Mark Butler at the Press Club (courtesy The Australian)
The Reasons Behind Butler’s Big Changes
“The only solution is therefore a nation-wide, demand-driven system of care tailored to the needs of each individual and established on a durable, long-term basis.”
As PM Julia Gillard introduced the NDIS Bill to Parliament she guaranteed two things. It would be designed around individual needs, and it would be affordable.
It’s only taken a decade, but it’s now obvious these pressures are directly contradictory. The cost of enrolling young children, in particular boys with autism, was cannibalizing the public goodwill necessary for the scheme to exist. The public would, at some stage, no longer be prepared to foot the bill.
This had been becoming obvious for years, but no politician was prepared to take away shiny gifts once they’d been handed out.
Coalition governments ignored the growing problem because it was often their voters - protective, over-invested parents - who were responsible for the blow-out. Bill Shorten didn’t address the real reason for the added cost either. He refused to act, and simply wandered around blaming bad actors who were supposedly ‘rorting the scheme’.

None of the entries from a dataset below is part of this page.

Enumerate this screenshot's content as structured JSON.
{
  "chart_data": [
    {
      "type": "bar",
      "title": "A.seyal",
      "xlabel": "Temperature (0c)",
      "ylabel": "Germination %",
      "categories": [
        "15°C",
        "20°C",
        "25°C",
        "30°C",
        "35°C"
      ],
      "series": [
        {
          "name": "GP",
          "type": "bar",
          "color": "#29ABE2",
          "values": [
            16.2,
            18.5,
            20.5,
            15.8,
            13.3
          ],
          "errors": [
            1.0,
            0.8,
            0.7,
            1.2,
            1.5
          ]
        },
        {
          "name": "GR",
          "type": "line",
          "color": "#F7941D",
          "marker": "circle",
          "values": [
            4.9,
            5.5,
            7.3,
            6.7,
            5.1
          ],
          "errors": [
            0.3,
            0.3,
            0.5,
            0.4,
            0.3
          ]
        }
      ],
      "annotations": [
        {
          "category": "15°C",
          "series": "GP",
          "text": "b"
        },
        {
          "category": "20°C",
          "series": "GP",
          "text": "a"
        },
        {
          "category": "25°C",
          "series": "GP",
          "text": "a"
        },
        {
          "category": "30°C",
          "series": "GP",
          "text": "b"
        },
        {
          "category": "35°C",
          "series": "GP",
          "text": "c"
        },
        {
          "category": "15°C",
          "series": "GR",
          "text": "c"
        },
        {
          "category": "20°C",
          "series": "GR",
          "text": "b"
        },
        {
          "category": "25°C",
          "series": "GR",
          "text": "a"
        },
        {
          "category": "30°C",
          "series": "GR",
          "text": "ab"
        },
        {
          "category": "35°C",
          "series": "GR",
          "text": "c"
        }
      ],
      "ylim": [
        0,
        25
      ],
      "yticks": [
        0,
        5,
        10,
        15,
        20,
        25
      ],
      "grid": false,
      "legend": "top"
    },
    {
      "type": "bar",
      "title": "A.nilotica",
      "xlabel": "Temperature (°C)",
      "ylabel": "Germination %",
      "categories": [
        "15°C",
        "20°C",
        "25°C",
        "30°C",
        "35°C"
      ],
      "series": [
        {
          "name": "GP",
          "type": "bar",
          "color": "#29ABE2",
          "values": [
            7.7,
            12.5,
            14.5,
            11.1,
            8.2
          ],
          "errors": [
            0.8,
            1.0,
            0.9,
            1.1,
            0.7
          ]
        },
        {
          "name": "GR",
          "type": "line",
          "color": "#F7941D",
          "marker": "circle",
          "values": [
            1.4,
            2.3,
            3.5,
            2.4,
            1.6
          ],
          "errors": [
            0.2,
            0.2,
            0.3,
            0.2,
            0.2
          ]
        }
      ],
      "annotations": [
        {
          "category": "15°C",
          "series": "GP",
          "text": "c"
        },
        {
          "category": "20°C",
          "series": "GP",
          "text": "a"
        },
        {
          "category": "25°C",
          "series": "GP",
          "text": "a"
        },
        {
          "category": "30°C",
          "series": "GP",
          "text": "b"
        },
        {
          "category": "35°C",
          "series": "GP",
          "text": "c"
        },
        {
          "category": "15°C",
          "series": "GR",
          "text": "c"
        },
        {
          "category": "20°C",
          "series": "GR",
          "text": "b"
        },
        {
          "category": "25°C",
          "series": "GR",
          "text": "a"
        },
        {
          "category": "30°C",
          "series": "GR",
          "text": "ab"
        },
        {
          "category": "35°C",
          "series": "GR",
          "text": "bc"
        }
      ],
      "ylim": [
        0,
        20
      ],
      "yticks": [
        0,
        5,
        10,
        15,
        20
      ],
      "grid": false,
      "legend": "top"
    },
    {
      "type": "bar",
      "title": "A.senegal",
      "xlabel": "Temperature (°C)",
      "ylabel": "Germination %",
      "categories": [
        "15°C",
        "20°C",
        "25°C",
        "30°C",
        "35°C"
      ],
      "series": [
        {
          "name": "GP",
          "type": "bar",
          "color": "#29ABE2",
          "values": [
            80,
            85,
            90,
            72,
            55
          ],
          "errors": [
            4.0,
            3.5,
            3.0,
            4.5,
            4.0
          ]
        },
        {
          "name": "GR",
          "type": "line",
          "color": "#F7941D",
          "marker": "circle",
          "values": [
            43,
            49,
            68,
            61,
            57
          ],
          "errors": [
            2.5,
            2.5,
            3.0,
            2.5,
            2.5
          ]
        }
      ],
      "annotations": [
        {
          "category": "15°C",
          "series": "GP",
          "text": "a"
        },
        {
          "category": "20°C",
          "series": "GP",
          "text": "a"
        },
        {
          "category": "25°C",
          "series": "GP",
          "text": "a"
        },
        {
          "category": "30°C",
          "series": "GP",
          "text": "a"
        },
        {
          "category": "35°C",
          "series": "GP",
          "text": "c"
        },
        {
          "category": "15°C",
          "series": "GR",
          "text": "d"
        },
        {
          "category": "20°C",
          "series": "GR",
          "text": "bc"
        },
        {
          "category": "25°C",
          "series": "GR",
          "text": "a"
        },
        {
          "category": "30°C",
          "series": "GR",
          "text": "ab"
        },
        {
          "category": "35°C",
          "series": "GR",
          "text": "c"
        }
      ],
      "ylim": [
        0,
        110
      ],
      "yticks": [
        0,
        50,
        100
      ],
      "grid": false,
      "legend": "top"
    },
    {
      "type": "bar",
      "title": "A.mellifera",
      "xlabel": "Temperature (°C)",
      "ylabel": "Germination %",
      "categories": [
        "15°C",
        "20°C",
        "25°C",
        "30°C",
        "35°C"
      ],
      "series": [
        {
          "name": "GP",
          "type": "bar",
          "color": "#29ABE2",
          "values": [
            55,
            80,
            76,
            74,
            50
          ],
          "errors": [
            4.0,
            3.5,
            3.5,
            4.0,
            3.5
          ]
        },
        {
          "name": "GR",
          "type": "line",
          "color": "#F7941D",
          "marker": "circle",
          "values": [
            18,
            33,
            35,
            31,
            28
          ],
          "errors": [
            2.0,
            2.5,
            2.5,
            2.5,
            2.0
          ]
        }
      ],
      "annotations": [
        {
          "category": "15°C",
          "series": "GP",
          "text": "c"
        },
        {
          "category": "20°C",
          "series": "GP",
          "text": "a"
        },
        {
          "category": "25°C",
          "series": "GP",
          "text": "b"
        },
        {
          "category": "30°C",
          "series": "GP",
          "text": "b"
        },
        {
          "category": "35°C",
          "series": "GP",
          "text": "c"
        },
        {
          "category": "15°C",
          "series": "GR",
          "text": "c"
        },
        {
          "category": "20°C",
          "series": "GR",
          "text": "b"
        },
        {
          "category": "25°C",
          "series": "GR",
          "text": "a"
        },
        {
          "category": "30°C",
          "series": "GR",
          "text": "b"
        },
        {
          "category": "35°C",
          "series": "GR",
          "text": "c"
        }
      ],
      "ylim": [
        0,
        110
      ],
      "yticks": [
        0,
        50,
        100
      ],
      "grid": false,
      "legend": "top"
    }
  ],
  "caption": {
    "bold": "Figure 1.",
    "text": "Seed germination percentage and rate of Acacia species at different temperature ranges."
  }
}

Now, finally, Mark Butler has acted.
Make no mistake about his determination. He knows he hasn’t got the states on board yet, and he understands the amount of entrenched opposition he faces from the many individuals - parents and providers - who are going to lose out as these reforms kick in.

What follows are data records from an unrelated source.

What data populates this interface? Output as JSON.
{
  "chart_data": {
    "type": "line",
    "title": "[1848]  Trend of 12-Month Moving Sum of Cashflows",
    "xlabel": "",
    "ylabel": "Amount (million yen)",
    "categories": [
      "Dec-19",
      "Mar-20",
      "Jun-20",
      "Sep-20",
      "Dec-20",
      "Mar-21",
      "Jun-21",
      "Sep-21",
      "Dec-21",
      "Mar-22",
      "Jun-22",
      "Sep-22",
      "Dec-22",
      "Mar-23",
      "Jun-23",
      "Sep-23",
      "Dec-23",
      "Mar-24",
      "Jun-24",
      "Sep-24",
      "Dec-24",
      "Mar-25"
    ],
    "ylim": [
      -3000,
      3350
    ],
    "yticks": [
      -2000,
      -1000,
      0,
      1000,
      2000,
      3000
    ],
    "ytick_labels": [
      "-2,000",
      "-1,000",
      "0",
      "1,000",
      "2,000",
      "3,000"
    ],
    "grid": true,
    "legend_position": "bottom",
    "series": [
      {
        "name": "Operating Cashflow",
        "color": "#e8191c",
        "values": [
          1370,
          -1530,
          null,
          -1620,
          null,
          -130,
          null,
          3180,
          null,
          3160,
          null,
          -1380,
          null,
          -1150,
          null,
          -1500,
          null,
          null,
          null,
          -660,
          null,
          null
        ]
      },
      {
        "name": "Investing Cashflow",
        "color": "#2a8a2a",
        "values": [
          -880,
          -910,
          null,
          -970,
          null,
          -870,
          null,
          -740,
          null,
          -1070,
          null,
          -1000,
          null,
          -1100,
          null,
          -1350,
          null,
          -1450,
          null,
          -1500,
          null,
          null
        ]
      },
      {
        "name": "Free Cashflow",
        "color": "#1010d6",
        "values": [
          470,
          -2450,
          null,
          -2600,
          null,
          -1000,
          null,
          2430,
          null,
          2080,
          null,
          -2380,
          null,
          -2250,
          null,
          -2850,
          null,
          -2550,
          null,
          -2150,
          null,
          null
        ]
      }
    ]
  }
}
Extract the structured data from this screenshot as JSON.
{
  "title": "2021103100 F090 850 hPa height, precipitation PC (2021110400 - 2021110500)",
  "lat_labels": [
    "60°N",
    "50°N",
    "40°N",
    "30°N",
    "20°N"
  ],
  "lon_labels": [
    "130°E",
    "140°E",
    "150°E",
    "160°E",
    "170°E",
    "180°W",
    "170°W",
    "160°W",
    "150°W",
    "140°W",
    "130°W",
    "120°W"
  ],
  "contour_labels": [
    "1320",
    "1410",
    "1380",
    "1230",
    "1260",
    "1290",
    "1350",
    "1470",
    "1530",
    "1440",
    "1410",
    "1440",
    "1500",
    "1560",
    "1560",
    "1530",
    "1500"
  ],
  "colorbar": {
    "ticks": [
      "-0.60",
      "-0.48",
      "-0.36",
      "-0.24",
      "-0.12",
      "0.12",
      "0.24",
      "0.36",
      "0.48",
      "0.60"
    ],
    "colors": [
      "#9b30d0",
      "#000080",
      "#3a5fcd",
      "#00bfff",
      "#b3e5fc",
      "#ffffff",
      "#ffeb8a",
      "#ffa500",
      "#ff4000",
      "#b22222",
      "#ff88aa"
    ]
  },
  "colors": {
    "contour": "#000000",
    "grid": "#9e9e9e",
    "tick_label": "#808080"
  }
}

Nevertheless he’s ploughing ahead because he believes in the reforms. And, critically, Butler’s got Anthony Albanese’s backing. He’ll need all the help he can get if he’s going to make the new scheme work.
____________________________________
[continue reading from newsletter]
If we want to understand the motivation behind Butler’s reforms, we need to understand the way the scheme has changed over the past decade. The original intention of the NDIS was very different.

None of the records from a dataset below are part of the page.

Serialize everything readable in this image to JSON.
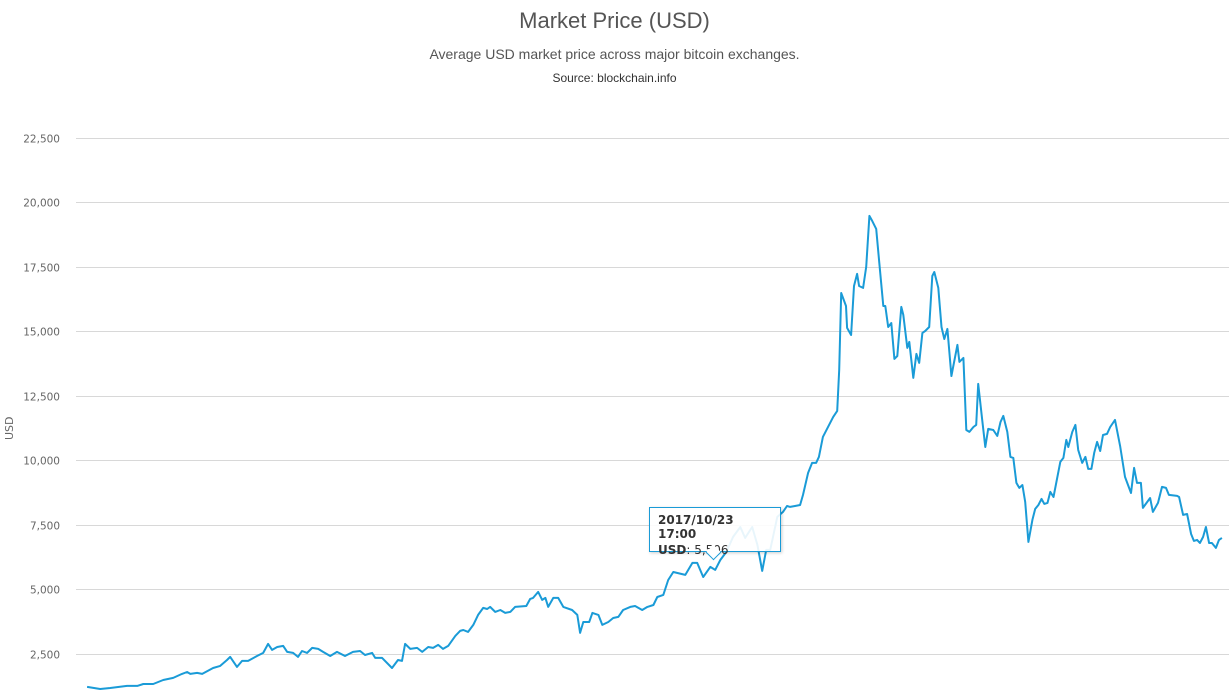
{
  "chart_data": {
    "type": "line",
    "title": "Market Price (USD)",
    "subtitle": "Average USD market price across major bitcoin exchanges.",
    "source": "Source: blockchain.info",
    "xlabel": "",
    "ylabel": "USD",
    "x_unit": "days since start of visible series (approx. 2017-03-18)",
    "xlim": [
      -3.9,
      400.7
    ],
    "ylim": [
      870,
      23100
    ],
    "y_ticks": [
      2500,
      5000,
      7500,
      10000,
      12500,
      15000,
      17500,
      20000,
      22500
    ],
    "y_tick_labels": [
      "2,500",
      "5,000",
      "7,500",
      "10,000",
      "12,500",
      "15,000",
      "17,500",
      "20,000",
      "22,500"
    ],
    "grid": true,
    "legend": "none",
    "line_color": "#1a9bd7",
    "series": [
      {
        "name": "USD",
        "x": [
          0,
          4.6,
          8.1,
          14.0,
          17.6,
          19.7,
          23.2,
          26.7,
          30.2,
          33.3,
          35.1,
          36.2,
          38.6,
          40.4,
          44.2,
          46.7,
          49.1,
          50.2,
          52.6,
          54.4,
          56.5,
          59.6,
          61.8,
          63.5,
          64.9,
          66.7,
          68.8,
          70.2,
          72.3,
          74.0,
          75.4,
          77.2,
          79.0,
          81.1,
          82.8,
          85.3,
          87.7,
          90.5,
          93.3,
          95.8,
          97.5,
          100.0,
          101.1,
          103.5,
          107.0,
          109.1,
          110.5,
          111.6,
          113.4,
          115.8,
          117.6,
          119.7,
          121.4,
          123.2,
          124.9,
          126.7,
          129.2,
          130.9,
          132.0,
          133.7,
          135.5,
          137.2,
          139.0,
          140.4,
          141.4,
          143.2,
          145.0,
          146.7,
          148.5,
          150.2,
          154.1,
          155.5,
          156.5,
          158.3,
          159.7,
          160.8,
          161.8,
          163.6,
          165.3,
          167.1,
          170.2,
          172.0,
          173.0,
          174.1,
          176.2,
          177.3,
          179.4,
          180.8,
          182.9,
          184.6,
          186.4,
          188.1,
          190.6,
          192.3,
          194.8,
          196.6,
          198.7,
          200.1,
          202.2,
          203.9,
          205.7,
          209.9,
          212.4,
          214.1,
          216.2,
          218.7,
          220.4,
          222.2,
          224.3,
          226.7,
          229.2,
          230.9,
          233.4,
          235.2,
          236.9,
          238.3,
          239.7,
          242.2,
          244.2,
          245.6,
          246.7,
          248.4,
          250.2,
          251.2,
          253.0,
          254.4,
          255.8,
          256.8,
          258.2,
          261.8,
          263.2,
          263.9,
          264.6,
          266.3,
          266.7,
          268.1,
          269.1,
          270.2,
          270.9,
          272.3,
          273.4,
          274.5,
          275.5,
          276.9,
          278.0,
          279.4,
          280.1,
          281.1,
          282.2,
          283.3,
          284.3,
          285.7,
          286.4,
          287.8,
          288.5,
          289.9,
          291.0,
          292.0,
          293.1,
          294.1,
          295.5,
          296.6,
          297.3,
          298.7,
          299.8,
          300.8,
          301.9,
          303.3,
          305.4,
          306.1,
          307.5,
          308.5,
          309.6,
          311.0,
          312.0,
          312.7,
          314.1,
          315.2,
          316.2,
          318.0,
          319.4,
          320.5,
          321.5,
          322.9,
          324.0,
          325.0,
          326.1,
          327.1,
          328.2,
          329.2,
          330.3,
          331.7,
          332.7,
          333.8,
          334.9,
          335.9,
          337.0,
          338.0,
          339.1,
          341.5,
          342.6,
          343.6,
          344.3,
          345.7,
          346.8,
          347.8,
          349.2,
          350.3,
          351.3,
          352.4,
          353.4,
          354.4,
          355.5,
          356.5,
          357.9,
          359.0,
          360.7,
          362.5,
          364.2,
          366.3,
          367.4,
          368.4,
          369.8,
          370.5,
          373.0,
          374.0,
          375.8,
          377.2,
          378.6,
          379.6,
          382.5,
          383.2,
          384.6,
          386.0,
          387.4,
          388.4,
          389.5,
          390.5,
          391.6,
          392.6,
          393.7,
          394.7,
          396.1,
          397.2,
          398.2
        ],
        "values": [
          1221,
          1143,
          1182,
          1260,
          1260,
          1337,
          1337,
          1492,
          1570,
          1725,
          1802,
          1725,
          1764,
          1725,
          1957,
          2035,
          2267,
          2384,
          1996,
          2229,
          2229,
          2422,
          2539,
          2888,
          2655,
          2771,
          2810,
          2578,
          2539,
          2384,
          2616,
          2539,
          2733,
          2694,
          2578,
          2422,
          2578,
          2422,
          2578,
          2616,
          2461,
          2539,
          2345,
          2345,
          1957,
          2267,
          2229,
          2888,
          2694,
          2733,
          2578,
          2771,
          2733,
          2849,
          2694,
          2810,
          3198,
          3392,
          3430,
          3353,
          3624,
          4012,
          4283,
          4244,
          4322,
          4128,
          4205,
          4089,
          4128,
          4322,
          4360,
          4632,
          4671,
          4903,
          4593,
          4671,
          4322,
          4671,
          4671,
          4322,
          4205,
          4012,
          3314,
          3740,
          3740,
          4089,
          4012,
          3624,
          3740,
          3895,
          3934,
          4205,
          4322,
          4360,
          4205,
          4322,
          4399,
          4709,
          4787,
          5368,
          5678,
          5562,
          6027,
          6027,
          5484,
          5872,
          5756,
          6143,
          6453,
          7035,
          7422,
          6996,
          7422,
          6725,
          5717,
          6531,
          6531,
          7810,
          8004,
          8236,
          8198,
          8236,
          8275,
          8663,
          9516,
          9903,
          9903,
          10136,
          10911,
          11686,
          11919,
          13508,
          16492,
          15988,
          15136,
          14864,
          16763,
          17229,
          16763,
          16686,
          17500,
          19477,
          19283,
          18973,
          17655,
          15988,
          15988,
          15174,
          15329,
          13934,
          14050,
          15950,
          15640,
          14361,
          14593,
          13198,
          14128,
          13779,
          14942,
          15019,
          15174,
          17151,
          17306,
          16686,
          15174,
          14709,
          15097,
          13275,
          14477,
          13818,
          13973,
          11182,
          11105,
          11298,
          11376,
          12965,
          11570,
          10523,
          11221,
          11182,
          10950,
          11492,
          11725,
          11105,
          10136,
          10097,
          9128,
          8934,
          9050,
          8392,
          6841,
          7694,
          8120,
          8275,
          8508,
          8314,
          8353,
          8779,
          8585,
          9942,
          10097,
          10795,
          10523,
          11105,
          11376,
          10407,
          9903,
          10136,
          9671,
          9671,
          10291,
          10717,
          10368,
          10988,
          11027,
          11298,
          11570,
          10562,
          9361,
          8740,
          9710,
          9128,
          9128,
          8159,
          8546,
          8004,
          8353,
          8973,
          8934,
          8663,
          8624,
          8585,
          7888,
          7926,
          7151,
          6880,
          6919,
          6802,
          7035,
          7422,
          6802,
          6802,
          6609,
          6919,
          6996
        ]
      }
    ],
    "tooltip": {
      "date": "2017/10/23 17:00",
      "series_label": "USD",
      "value_text": ": 5,506"
    }
  }
}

At that time, Gillard told Parliament “more than 400,000 people are living with significant and permanent disabilities”. That was, roughly, the number the scheme was budgeted for back in 2012.
This month, the latest NDIS Quarterly Report said 739,414 people are now on the scheme, with that number growing daily. It’s also close to double the original number Gillard proposed, and that was the financial time-bomb embedded in the scheme.
As people (particularly caring parents) realised their children were eligible for NDIS packages, and as other organisations (especially the states) realised they could hand over responsibility, more and more people began enrolling in the scheme.
Why? Because they could. After all, Gillard insisted the scheme would “provide participants with what is necessary to achieve their goals and aspirations, and take part in the community, in keeping with what it is reasonable to expect a scheme to provide”.
What’s changed is the cost. The scheme is no longer politically reasonable. All Butler has done is recognise this. This mightn’t seem like much, but it’s a political gamble that no other minister has been prepared to take until now.
Today, one in five boys at age six is on the scheme. Girls are enrolling at slightly less than half that figure. Their parents won’t be happy.
Butler believes he’s created an off-ramp by insisting that Foundational Supports are the solution and handing responsibility for handling this back to the states.
It’s an elegant solution. Unfortunately, the states aren't on board yet. Neither are the participants, providers, the coalition, or the Greens.
There’s still a long way to go before the reforms are bedded down.